STRAWBERRY TART
Serves 8
200g sweet short crust pastry
Custard
5 egg yolks
¾ cup caster sugar
1 tsp vanilla
3 Tbsp cornflour
1½ cup milk, hot
1 Tbsp butter
To serve
1 punnet strawberries
2 Tbsp strawberry jam
Cream
- Heat an oven to 180C.
- Line a 22cm tart tin with pastry and bake blind for 15 minutes, or until cooked but not browned.
- In a bowl beat the egg yolks, sugar and vanilla until light and creamy. Add the cornflour and mix through.
- In a pot, heat the milk until it reaches boiling point, then slowly add to the egg mixture beating until all combined. Place it back into a clean pot.
- Heat the custard, stirring continuously until it reaches boiling point and starts to thicken, about 5-7 minutes. You may think it is starting to curdle, but just stir vigorously.

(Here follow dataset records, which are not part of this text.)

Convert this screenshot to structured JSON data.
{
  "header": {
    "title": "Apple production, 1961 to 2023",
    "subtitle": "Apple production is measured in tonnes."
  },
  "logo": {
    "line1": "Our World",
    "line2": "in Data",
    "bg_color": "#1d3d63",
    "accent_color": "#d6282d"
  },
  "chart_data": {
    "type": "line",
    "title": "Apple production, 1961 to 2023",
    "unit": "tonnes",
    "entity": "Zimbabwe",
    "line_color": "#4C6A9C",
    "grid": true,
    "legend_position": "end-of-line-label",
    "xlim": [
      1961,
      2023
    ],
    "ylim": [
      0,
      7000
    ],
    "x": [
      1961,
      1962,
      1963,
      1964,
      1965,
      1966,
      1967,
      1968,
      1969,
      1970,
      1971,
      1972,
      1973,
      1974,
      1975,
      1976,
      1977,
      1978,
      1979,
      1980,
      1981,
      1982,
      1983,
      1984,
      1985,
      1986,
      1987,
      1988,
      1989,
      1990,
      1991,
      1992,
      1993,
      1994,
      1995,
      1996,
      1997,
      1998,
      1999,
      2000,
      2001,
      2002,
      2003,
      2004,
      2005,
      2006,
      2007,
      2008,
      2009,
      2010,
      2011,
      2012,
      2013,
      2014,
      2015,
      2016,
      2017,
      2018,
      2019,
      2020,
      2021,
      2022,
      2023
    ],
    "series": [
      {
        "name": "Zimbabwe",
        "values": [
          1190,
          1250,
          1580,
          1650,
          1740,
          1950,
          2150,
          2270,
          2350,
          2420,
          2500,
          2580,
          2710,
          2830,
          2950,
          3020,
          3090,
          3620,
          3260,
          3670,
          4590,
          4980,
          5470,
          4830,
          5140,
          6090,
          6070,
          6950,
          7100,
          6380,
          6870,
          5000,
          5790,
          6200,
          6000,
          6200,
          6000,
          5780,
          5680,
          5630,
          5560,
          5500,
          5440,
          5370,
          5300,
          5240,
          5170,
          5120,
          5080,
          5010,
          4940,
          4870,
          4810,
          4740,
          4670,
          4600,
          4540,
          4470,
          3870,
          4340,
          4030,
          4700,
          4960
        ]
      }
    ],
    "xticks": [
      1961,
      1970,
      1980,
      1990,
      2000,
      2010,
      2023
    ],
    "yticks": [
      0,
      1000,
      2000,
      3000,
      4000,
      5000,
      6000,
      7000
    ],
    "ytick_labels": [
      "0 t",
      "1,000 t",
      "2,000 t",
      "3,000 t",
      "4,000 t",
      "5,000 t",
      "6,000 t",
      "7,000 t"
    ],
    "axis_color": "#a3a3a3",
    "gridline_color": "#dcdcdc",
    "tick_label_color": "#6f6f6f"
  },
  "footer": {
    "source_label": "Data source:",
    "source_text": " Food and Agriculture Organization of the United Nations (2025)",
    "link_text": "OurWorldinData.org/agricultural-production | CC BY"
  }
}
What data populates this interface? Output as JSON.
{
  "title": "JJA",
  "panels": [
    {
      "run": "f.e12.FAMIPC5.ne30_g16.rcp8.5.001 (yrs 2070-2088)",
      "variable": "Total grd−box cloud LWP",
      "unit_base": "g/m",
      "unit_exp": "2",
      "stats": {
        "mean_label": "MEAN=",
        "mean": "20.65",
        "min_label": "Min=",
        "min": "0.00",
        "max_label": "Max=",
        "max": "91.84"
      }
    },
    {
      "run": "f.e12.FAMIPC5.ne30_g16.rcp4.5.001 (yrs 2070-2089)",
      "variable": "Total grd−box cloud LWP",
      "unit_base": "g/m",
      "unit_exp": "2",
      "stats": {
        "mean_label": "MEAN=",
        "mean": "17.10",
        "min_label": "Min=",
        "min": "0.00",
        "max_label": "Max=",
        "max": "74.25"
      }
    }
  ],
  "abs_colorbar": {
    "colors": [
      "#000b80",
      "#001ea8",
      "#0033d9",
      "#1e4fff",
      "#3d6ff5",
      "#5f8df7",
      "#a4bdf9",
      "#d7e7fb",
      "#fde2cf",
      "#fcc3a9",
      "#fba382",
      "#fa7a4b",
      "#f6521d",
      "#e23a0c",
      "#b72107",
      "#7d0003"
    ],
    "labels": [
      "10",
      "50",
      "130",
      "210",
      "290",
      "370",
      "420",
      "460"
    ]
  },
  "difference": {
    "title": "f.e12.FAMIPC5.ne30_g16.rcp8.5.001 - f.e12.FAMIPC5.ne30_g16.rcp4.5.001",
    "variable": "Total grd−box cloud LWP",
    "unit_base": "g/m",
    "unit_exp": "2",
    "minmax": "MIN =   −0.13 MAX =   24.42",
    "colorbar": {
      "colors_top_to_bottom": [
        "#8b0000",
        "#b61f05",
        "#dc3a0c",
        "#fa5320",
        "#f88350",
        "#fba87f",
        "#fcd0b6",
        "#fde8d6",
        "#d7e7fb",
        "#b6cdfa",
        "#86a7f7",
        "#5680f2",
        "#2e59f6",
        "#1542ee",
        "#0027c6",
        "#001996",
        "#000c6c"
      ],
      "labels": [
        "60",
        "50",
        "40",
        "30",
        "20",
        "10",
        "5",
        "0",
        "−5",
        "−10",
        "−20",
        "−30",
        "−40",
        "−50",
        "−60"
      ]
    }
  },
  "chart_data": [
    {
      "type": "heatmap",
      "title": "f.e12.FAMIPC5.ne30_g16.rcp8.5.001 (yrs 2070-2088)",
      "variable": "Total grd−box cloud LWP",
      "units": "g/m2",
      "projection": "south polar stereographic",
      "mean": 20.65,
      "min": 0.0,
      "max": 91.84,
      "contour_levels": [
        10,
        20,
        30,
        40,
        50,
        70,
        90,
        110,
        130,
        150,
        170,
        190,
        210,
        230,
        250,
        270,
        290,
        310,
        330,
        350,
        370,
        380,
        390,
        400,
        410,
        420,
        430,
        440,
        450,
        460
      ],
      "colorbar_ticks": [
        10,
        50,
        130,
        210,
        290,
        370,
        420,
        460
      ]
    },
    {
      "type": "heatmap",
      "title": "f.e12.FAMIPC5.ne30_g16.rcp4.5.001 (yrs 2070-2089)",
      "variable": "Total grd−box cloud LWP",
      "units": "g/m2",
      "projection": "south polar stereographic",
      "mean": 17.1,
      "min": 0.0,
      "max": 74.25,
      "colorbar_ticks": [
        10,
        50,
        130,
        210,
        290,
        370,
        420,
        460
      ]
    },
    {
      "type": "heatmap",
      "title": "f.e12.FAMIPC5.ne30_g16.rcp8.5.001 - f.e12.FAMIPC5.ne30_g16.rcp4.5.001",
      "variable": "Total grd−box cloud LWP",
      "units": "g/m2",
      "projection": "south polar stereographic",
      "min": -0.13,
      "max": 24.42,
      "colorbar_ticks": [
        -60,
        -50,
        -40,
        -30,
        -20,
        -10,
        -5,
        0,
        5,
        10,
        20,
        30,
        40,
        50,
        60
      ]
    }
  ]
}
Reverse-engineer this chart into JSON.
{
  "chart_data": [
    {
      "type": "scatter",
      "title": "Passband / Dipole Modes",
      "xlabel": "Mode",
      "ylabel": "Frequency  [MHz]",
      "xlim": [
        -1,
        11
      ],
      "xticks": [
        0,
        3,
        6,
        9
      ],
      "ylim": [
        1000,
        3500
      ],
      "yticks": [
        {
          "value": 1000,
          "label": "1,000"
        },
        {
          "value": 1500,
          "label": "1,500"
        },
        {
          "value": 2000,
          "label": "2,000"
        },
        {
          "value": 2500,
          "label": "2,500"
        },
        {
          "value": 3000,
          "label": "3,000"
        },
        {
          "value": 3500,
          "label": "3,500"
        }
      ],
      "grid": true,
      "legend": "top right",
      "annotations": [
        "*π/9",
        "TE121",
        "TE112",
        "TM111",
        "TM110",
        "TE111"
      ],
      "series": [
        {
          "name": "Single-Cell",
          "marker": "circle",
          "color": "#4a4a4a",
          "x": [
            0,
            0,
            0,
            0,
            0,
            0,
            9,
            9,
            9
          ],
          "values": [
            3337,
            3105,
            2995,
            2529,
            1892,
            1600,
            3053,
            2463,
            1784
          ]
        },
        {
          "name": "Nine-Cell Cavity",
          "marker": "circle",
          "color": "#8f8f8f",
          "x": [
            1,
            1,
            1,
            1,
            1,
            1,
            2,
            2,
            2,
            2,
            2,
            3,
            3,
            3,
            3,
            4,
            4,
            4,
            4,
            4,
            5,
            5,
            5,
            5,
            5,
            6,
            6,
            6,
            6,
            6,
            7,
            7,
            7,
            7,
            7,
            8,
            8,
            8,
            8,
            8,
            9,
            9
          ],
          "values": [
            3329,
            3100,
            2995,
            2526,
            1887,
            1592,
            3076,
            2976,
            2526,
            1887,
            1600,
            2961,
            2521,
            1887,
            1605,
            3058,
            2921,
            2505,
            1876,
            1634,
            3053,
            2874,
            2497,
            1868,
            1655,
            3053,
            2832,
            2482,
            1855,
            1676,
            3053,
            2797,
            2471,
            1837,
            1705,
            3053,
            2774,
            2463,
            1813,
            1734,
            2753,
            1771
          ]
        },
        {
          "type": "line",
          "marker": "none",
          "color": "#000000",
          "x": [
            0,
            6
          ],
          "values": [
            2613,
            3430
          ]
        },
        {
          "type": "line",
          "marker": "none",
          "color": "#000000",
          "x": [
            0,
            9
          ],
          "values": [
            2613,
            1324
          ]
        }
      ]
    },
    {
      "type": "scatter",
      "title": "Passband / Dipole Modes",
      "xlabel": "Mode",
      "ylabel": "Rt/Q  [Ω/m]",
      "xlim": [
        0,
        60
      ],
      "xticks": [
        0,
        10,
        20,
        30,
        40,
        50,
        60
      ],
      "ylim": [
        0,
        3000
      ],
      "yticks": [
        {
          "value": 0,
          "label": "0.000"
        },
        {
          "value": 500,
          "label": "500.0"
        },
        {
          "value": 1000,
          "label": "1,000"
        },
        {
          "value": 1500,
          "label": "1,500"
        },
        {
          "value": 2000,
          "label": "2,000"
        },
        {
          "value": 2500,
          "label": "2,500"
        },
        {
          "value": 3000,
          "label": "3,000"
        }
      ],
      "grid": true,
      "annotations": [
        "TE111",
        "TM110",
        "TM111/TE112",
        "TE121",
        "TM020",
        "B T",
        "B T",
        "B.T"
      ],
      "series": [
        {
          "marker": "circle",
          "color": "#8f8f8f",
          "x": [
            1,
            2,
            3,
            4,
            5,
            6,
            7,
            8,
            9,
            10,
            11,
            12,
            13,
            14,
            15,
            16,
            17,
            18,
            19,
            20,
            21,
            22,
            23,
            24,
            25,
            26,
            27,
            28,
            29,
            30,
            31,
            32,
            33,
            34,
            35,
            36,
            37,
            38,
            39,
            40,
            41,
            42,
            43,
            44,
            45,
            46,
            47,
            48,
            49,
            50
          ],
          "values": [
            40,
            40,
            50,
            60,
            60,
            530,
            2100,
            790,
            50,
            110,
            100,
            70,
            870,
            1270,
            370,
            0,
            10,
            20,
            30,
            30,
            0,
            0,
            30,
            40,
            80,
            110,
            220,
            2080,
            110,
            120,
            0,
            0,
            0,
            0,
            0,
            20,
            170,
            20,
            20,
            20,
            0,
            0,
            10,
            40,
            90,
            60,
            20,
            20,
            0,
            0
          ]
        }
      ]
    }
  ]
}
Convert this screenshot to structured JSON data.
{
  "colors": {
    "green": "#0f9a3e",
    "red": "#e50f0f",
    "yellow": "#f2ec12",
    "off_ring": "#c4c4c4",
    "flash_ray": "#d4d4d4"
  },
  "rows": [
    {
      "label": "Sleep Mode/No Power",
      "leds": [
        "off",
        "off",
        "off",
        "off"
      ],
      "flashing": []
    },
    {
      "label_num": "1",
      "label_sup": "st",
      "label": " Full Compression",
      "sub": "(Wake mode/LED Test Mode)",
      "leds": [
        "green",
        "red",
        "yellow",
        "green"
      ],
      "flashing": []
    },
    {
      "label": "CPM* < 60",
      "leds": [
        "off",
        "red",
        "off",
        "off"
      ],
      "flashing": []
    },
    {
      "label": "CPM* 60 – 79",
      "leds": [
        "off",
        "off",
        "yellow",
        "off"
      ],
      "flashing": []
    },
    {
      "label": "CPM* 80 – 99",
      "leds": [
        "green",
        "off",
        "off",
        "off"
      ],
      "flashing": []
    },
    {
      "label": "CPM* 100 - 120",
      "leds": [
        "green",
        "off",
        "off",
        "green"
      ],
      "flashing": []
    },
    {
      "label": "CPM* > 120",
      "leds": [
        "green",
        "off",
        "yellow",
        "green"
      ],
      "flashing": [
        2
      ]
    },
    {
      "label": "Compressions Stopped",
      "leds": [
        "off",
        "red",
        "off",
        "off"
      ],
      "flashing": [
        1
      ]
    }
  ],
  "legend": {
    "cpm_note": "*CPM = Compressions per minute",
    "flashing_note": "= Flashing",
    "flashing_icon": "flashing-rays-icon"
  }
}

- Remove from the heat, stir through the butter and strain into a bowl to cool. Place a piece of plastic wrap over it to stop a skin forming. When cold, spoon the custard into your pastry case.
- Arrange strawberries on top. Melt jam and brush the top of the tart. Refrigerate until ready to eat, then serve with cream.